If I want to be more provocative or cynical or have a few beers, I'd say people are crazy right now. You've got momentum players. You've got algos putting in hundreds of billions of bucks. And I think it could keep going up.

What I've done, I've just peeled back, right? I've been-- I've been selling into strength for like eight weeks now. And I've got a decent average price. But unless you manage money for your own self or unless you're fortunate to have, you know, clients like mine they're definitely behind what I'm doing and they're definitely with me in terms of patience, I think it's got to be very difficult, because I think a lot of portfolio managers out there, they've got to run their book for the next 30 days for their Q2 performance. And if you're living and dying by Q2 performance, you've got to go and screw around in Latin America.

Did you see that yo-yo yesterday? It's just popping. And you have to go around to my hunting ground, small value. That's still popping. But you're not doing it on any fundamentals. You're doing it on a catch up trade. You're doing it on whatever it hasn't popped will and start doing that. You see it in emerging markets.

RICK NEWMAN: Hey, Lee, Rick Newman here. I think I'm speaking for the team here when I say we'd prefer you to be impolite rather than polite. But I just want to get to what you're saying. I'm hearing you saying you'd be more comfortable if you saw-- saw a haircut in valuations. But also what about the fundamentals would actually make you feel better about the markets? What are some triggers at the level of the fundamentals that would make you a more enthusiastic buyer?

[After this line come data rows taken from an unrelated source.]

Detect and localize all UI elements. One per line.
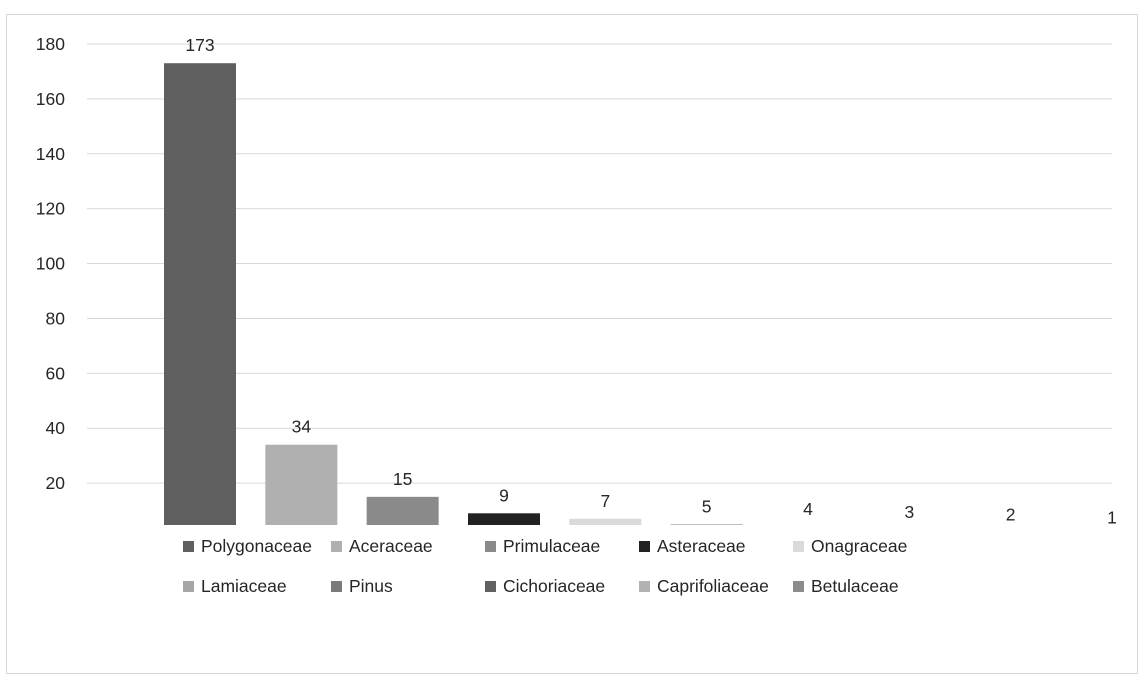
- legend-label: Caprifoliaceae: [657, 575, 769, 596]
- legend-label: Aceraceae: [349, 535, 433, 556]
- legend-label: Polygonaceae: [201, 535, 312, 556]
- legend-label: Primulaceae: [503, 535, 601, 556]
- legend-item: Onagraceae: [793, 535, 953, 557]
- y-tick-label: 140: [36, 144, 65, 164]
- legend-label: Cichoriaceae: [503, 575, 606, 596]
- legend-item: Polygonaceae: [183, 535, 331, 557]
- bar-onagraceae: [569, 518, 642, 525]
- legend-item: Asteraceae: [639, 535, 793, 557]
- y-tick-label: 120: [36, 199, 65, 219]
- bar-asteraceae: [468, 513, 540, 525]
- chart-area: 020406080100120140160180 17334159754321 …: [6, 14, 1138, 674]
- legend-swatch: [183, 580, 194, 592]
- bar-value-label: 9: [499, 485, 509, 505]
- y-axis-tick-labels: 020406080100120140160180: [36, 34, 66, 493]
- legend-label: Lamiaceae: [201, 575, 287, 596]
- y-tick-label: 20: [46, 473, 66, 493]
- legend-swatch: [639, 540, 650, 552]
- bars: [164, 63, 743, 525]
- legend-label: Pinus: [349, 575, 393, 596]
- legend-item: Aceraceae: [331, 535, 485, 557]
- legend-swatch: [183, 540, 194, 552]
- bar-primulaceae: [366, 496, 439, 525]
- bar-value-label: 3: [904, 502, 914, 522]
- bar-value-label: 4: [803, 499, 813, 519]
- legend-label: Asteraceae: [657, 535, 746, 556]
- legend-item: Lamiaceae: [183, 575, 331, 597]
- legend-item: Caprifoliaceae: [639, 575, 793, 597]
- y-tick-label: 80: [46, 308, 66, 328]
- legend-label: Onagraceae: [811, 535, 908, 556]
- legend-swatch: [485, 540, 496, 552]
- bar-value-label: 2: [1006, 505, 1016, 525]
- bar-polygonaceae: [164, 63, 236, 525]
- bar-aceraceae: [265, 444, 338, 525]
- legend-swatch: [639, 580, 650, 592]
- grid-lines: [87, 43, 1112, 484]
- legend-swatch: [331, 580, 342, 592]
- legend-item: Primulaceae: [485, 535, 639, 557]
- bar-value-label: 173: [185, 35, 214, 55]
- y-tick-label: 180: [36, 34, 65, 54]
- y-tick-label: 40: [46, 418, 66, 438]
- bar-lamiaceae: [670, 524, 743, 525]
- legend-item: Pinus: [331, 575, 485, 597]
- bar-value-label: 34: [292, 417, 312, 437]
- legend: Polygonaceae Aceraceae Primulaceae Asterace…: [183, 535, 1003, 597]
- bar-value-label: 15: [393, 469, 412, 489]
- legend-swatch: [793, 540, 804, 552]
- y-tick-label: 160: [36, 89, 65, 109]
- y-tick-label: 100: [36, 254, 65, 274]
- legend-swatch: [793, 580, 804, 592]
- legend-label: Betulaceae: [811, 575, 899, 596]
- bar-value-label: 5: [702, 496, 712, 516]
- legend-swatch: [485, 580, 496, 592]
- bar-value-label: 1: [1107, 507, 1117, 525]
- bar-value-labels: 173 34 15 9 7 5 4 3 2 1: [185, 35, 1116, 525]
- legend-item: Cichoriaceae: [485, 575, 639, 597]
- legend-item: Betulaceae: [793, 575, 953, 597]
- y-tick-label: 60: [46, 363, 66, 383]
- bar-value-label: 7: [600, 491, 610, 511]
- legend-swatch: [331, 540, 342, 552]
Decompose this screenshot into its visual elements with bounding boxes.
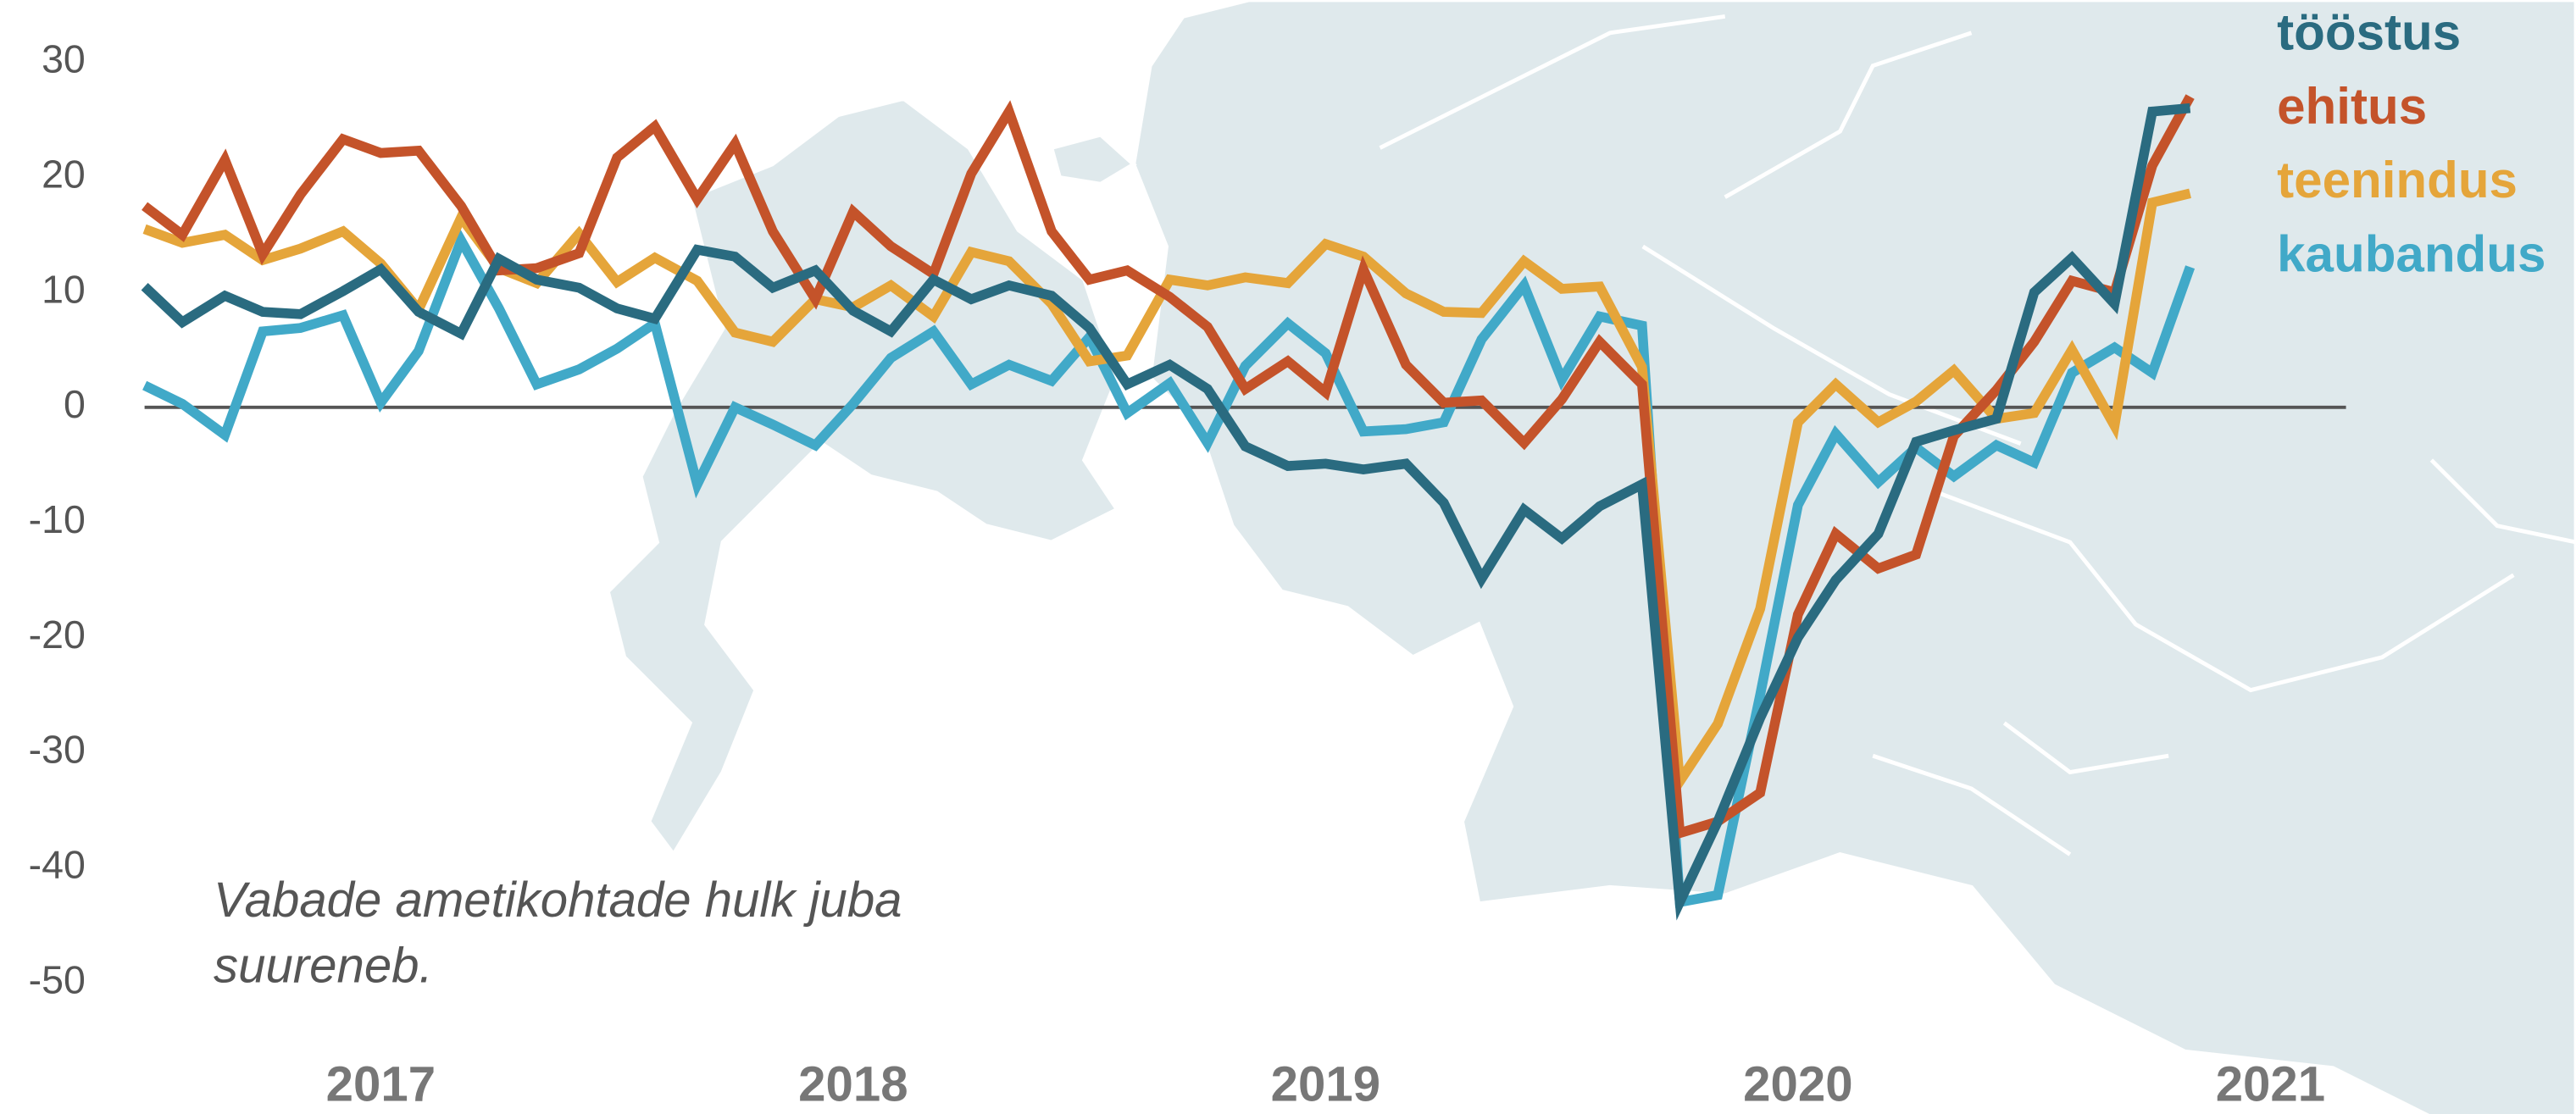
y-tick-label: -20	[29, 612, 86, 657]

LEE MUNSON: Well, OK, why don't we be blunt and say, what would cause you to have to go back to your clients and say, I'm dead wrong, and I need to start buying things. I'll figure out how to make up performance next year, because that's really the question here. Number one, I've got to see these furloughed people go back to work in the next three months.

I've got to see the August ISM numbers, August, September. I have to see manufacturing start picking up a lot. And I have to start seeing next quarter, these earnings start flowing in so that we think that we really will produce somewhere around 130 or higher aggregate earnings on the S&P 500.

The problem is, this is not a bull market where I come on and say, I don't care if things are soft. The banks are lending. You go higher. You buy. You hold your nose. This is not that situation. So unemployment has got to not just top out. But I got to see those people.

Look at AutoNation. You know, they took 7,000 furloughed people. They said, well, we're going to give back our PPP money. It was like 77 million. We're going to permanently layoff half of those people. Half? What if we have half of the 42 million become permanent? Then I'm just going to sit around being right.

SEANA SMITH: [CHUCKLES] We're going to leave it there, Lee. We're going to see if you are right over the next couple of weeks. Lee Munson, always great to have you on the show. Thanks so much for taking the time today.

LEE MUNSON: Awesome. Have a great week.